Scaling down support?

Orban, Fico and Wilders have all posed as peacemakers.

In a May 2022 poll, the ECFR found a larger group of Europeans in favour of peace at the cost of partitioning Ukraine than in favour of justice whereby Ukraine would fight to regain all its lands.

In March last year, the justice camp beat the peace camp 38-29. The ECFR attributed this to Ukraine’s battlefield successes, unity of the left and right on Ukraine, and the strength of US leadership.

Now the pendulum appears to be swinging back in the peace camp’s favour, Zerka said, because two of those factors, the US role and battlefield success, “have started to evaporate”.

Like the EU, the US has delayed approving military aid for Ukraine this year.

British historian Mark Galeotti agreed that the US factor is key.

“I think that if the Americans start to genuinely scale down their support for Ukraine, it will be an excuse for a lot of European countries to say, ‘Well, there’s nothing much we can do,’ rather than thinking, ‘We should actually rise to the challenge. This is, after all, our continent,’” Galeotti recently told the podcast Futucast.

Hungary has made different choices

For Hungary, at least, opposition to Ukraine is about more than picking up votes.

Hungary has been wooing Chinese and Russian investment since Orban came to power in 2010.

In 2013, Hungary became the first country other than China to sell a renminbi-denominated bond on the international market. Four years later, it became the first Eastern European country to sell a renminbi bond in China itself.

Placing itself in financial parlance with China paid dividends, Jens Bastian, a fellow with the German Institute for International and Security Affairs, told Al Jazeera.

“[Hungary and Serbia] are the leading recipients of Chinese foreign direct investment in 2023 in Central and Eastern Europe,” Bastian said.

China is building and partly financing a Budapest-Belgrade high-speed railway. Chinese electrical vehicle battery manufacturer CATL is investing $7.6bn in the Hungarian city of Debrecen for the construction of a battery plant.

“It would be Europe’s largest electrical battery facility. It would be CATL’s single-largest overseas investment and its second facility in Hungary,” Bastian said.

As it invests in a manufacturing economy, Hungary seeks cheap energy, Miklossy said, and is one of a group of landlocked EU members (with Slovakia, Austria and the Czech Republic) that successfully fought for exemptions from a 2022 ban on Russian oil imports.

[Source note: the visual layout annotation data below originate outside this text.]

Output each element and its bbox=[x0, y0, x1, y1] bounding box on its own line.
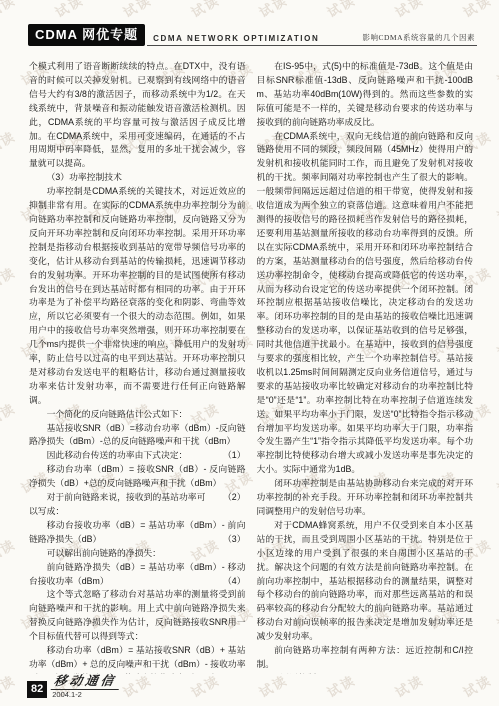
running-article-title: 影响CDMA系统容量的几个因素 bbox=[362, 32, 475, 43]
watermark-stamp: 试读 bbox=[0, 670, 19, 701]
header-rule: CDMA NETWORK OPTIMIZATION 影响CDMA系统容量的几个因… bbox=[147, 32, 477, 46]
watermark-stamp: 试读 bbox=[493, 330, 499, 361]
watermark-stamp: 试读 bbox=[255, 670, 290, 701]
watermark-stamp: 试读 bbox=[187, 670, 222, 701]
watermark-stamp: 试读 bbox=[493, 466, 499, 497]
watermark-stamp: 试读 bbox=[0, 534, 19, 565]
paragraph-left-3: 一个简化的反向链路估计公式如下： bbox=[29, 408, 246, 422]
equation-number: （4） bbox=[205, 575, 245, 589]
paragraph-right-2: 闭环功率控制是由基站协助移动台来完成的对开环功率控制的补充手段。开环功率控制和闭… bbox=[257, 477, 474, 519]
paragraph-right-3: 对于CDMA蜂窝系统，用户不仅受到来自本小区基站的干扰，而且受到周围小区基站的干… bbox=[257, 519, 474, 644]
equation-number: （2） bbox=[205, 491, 245, 505]
page-header: CDMA 网优专题 CDMA NETWORK OPTIMIZATION 影响CD… bbox=[28, 24, 477, 46]
watermark-stamp: 试读 bbox=[493, 602, 499, 633]
watermark-stamp: 试读 bbox=[0, 0, 19, 21]
right-column: 在IS-95中，式(5)中的标准值是-73dB。这个值是由目标SNR标准值-13… bbox=[257, 60, 474, 674]
watermark-stamp: 试读 bbox=[493, 58, 499, 89]
watermark-stamp: 试读 bbox=[119, 0, 154, 21]
watermark-stamp: 试读 bbox=[391, 0, 426, 21]
watermark-stamp: 试读 bbox=[0, 398, 19, 429]
journal-mark: 移动通信 2004.1-2 bbox=[52, 675, 120, 698]
formula-left-8: 移动台接收功率（dB）= 基站功率（dBm）- 前向链路净损失（dB）（3） bbox=[29, 519, 246, 547]
formula-left-10: 前向链路净损失（dB）= 基站功率（dBm）- 移动台接收功率（dBm）（4） bbox=[29, 561, 246, 589]
watermark-stamp: 试读 bbox=[0, 126, 19, 157]
equation-number: （3） bbox=[205, 533, 245, 547]
paragraph-left-0: 个模式利用了语音断断续续的特点。在DTX中，没有语音的时候可以关掉发射机。已观察… bbox=[29, 60, 246, 171]
watermark-stamp: 试读 bbox=[391, 670, 426, 701]
watermark-stamp: 试读 bbox=[119, 670, 154, 701]
article-body: 个模式利用了语音断断续续的特点。在DTX中，没有语音的时候可以关掉发射机。已观察… bbox=[29, 60, 473, 674]
formula-left-4: 基站接收SNR（dB）=移动台功率（dBm）-反向链路净损失（dBm）-总的反向… bbox=[29, 422, 246, 450]
section-badge: CDMA 网优专题 bbox=[28, 24, 145, 46]
paragraph-right-0: 在IS-95中，式(5)中的标准值是-73dB。这个值是由目标SNR标准值-13… bbox=[257, 60, 474, 130]
paragraph-left-2: 功率控制是CDMA系统的关键技术，对远近效应的抑制非常有用。在实际的CDMA系统… bbox=[29, 185, 246, 408]
journal-logo: 移动通信 bbox=[51, 675, 122, 690]
formula-left-6: 移动台功率（dBm）= 接收SNR（dB）- 反向链路净损失（dB）+总的反向链… bbox=[29, 463, 246, 491]
watermark-stamp: 试读 bbox=[187, 0, 222, 21]
paragraph-right-5: ◆远近控制 bbox=[257, 672, 474, 674]
paragraph-right-4: 前向链路功率控制有两种方法：远近控制和C/I控制。 bbox=[257, 644, 474, 672]
scanned-page: 试读试读试读试读试读试读试读试读试读试读试读试读试读试读试读试读试读试读试读试读… bbox=[0, 0, 499, 706]
page-number: 82 bbox=[27, 681, 47, 698]
page-footer: 82 移动通信 2004.1-2 bbox=[27, 675, 120, 698]
watermark-stamp: 试读 bbox=[323, 670, 358, 701]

Some of these countries, Bastian said, amount to “an axis of the unwilling among EU and NATO members who are in effect doing Putin’s bidding”.

For example, in addition to vetoing Ukraine aid, last month Orban also forced Bulgaria to lift transit fees on Russian gas bound for Serbia and Hungary.

But what looks like economic interests also has political importance, Bastian said.

“They are showing the EU, multilateral organisations like the European Bank for Reconstruction and Development, the International Monetary Fund, the European Investment Bank, ‘We are looking for and are successfully finding alternatives.’”

Why? Because “Orban and Fico want to see a very different EU … not based on rule of law,” Tymofiy Mylovanov, director of the Kyiv School of Economics, told Al Jazeera.

“It’s … a collection of countries with authoritarian populist leaders. They don’t want to exit the EU. They want to change the rules. They don’t want to play by the Brussels rules.”